Galati lancia SiAmo San Giusto, Giosi Boggio punta sui risultati
SAN GIUSTO CANAVESE
L’invito è per un caffè “corretto chiacchiere” ogni martedì sera nella nuova sede di via Berchetto. Entra così nel vivo la campagna elettorale della lista civica “SiAmo San Giusto”, che candida a sindaco Domenico “Mimmo” Galati, 48 anni, presidente della cooperativa Andirivieni ed ex assessore nel 2010 con l’attuale sindaca Giosi Boggio. Si voterà il 24 e 25 maggio.
Domenico Galati, volto noto della politica locale, aveva già valutato una candidatura alle elezioni anticipate del 2015, indette dopo la scomparsa del sindaco Giuseppe Bollettino, salvo poi rinunciare. Oggi torna in campo con una squadra definita e una prima impostazione programmatica maturata attraverso incontri con le associazioni, percorsi formativi amministrativi promossi da Anci, Ascom e Regione Piemonte e un’analisi critica dell’operato dell’amministrazione uscente.

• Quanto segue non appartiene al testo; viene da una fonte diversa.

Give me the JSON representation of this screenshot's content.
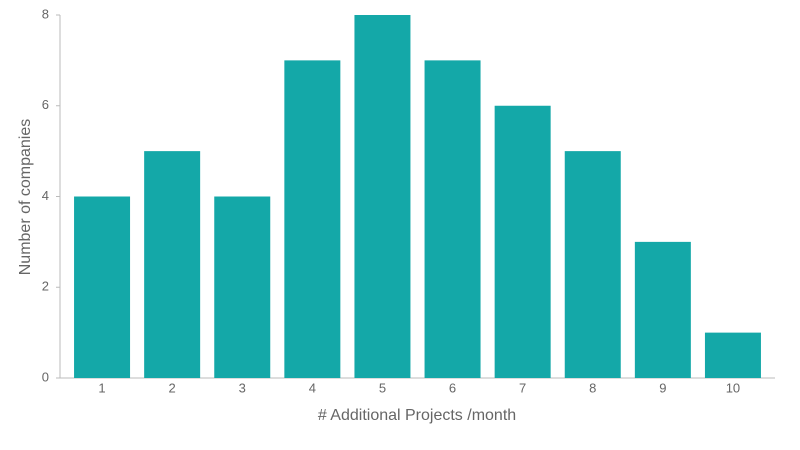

Tra i nomi di spicco della lista figura Paola Franci, 60 anni, fondatrice dell’associazione Cirimela, indicata come futura vice sindaca in caso di vittoria. Gli altri candidati sono alla prima esperienza amministrativa.
Sul fronte opposto si ricandida la sindaca uscente Giosi Boggio, sostenuta da parte della maggioranza attuale e da nuovi ingressi.
La linea resta quella della continuità amministrativa. «In questi giorni siamo impegnati a portare a termine una serie di progetti», sottolinea Boggio, vicina all’area di centrosinistra.
Tra gli interventi in fase di completamento figurano l’efficientamento energetico della scuola media, con la sostituzione degli infissi grazie a un contributo regionale di 100 mila euro, il rifacimento della recinzione degli impianti sportivi con fondi comunali e l’affidamento dei lavori per la riqualificazione del secondo piano della villa confiscata a Giuseppe Fazari, ritenuto dagli investigatori dell’operazione Minotauro capo della locale di ’ndrangheta di San Giusto Canavese e condannato a otto anni di reclusione. L’immobile, acquisito al patrimonio pubblico nel 2015, diventerà sede della protezione civile grazie a un contributo regionale di 120 mila euro.
«La voglia di lavorare per il bene del paese c’è ancora – aggiunge la sindaca uscente –. La nostra sarà una campagna elettorale all’insegna dei fatti. Mi auguro che i cittadini riconoscano l’impegno portato avanti con costanza e senza mai alzare i toni».
A sostenere Galati e Franci sono Marina Bergadano, Beatrice Battistini, Italo Sparacino, Ettore Caprella, Elisa Iannone, Julian Patrasc Negru, Mauro Cerutti, Federica Defilippi, Marcello Falco, Marino Sacco e Moreno Grosso.
«Scelgo di mettermi in gioco alla guida di un gruppo in cui credo profondamente – scrive Domenico Galati sui suoi canali social della lista –. Vogliamo essere un’amministrazione vicina a tutti i cittadini, capace di dialogo e trasparenza. La mia candidatura nasce da una passione civica autentica e dal desiderio di restituire a San Giusto Canavese ciò che mi ha dato».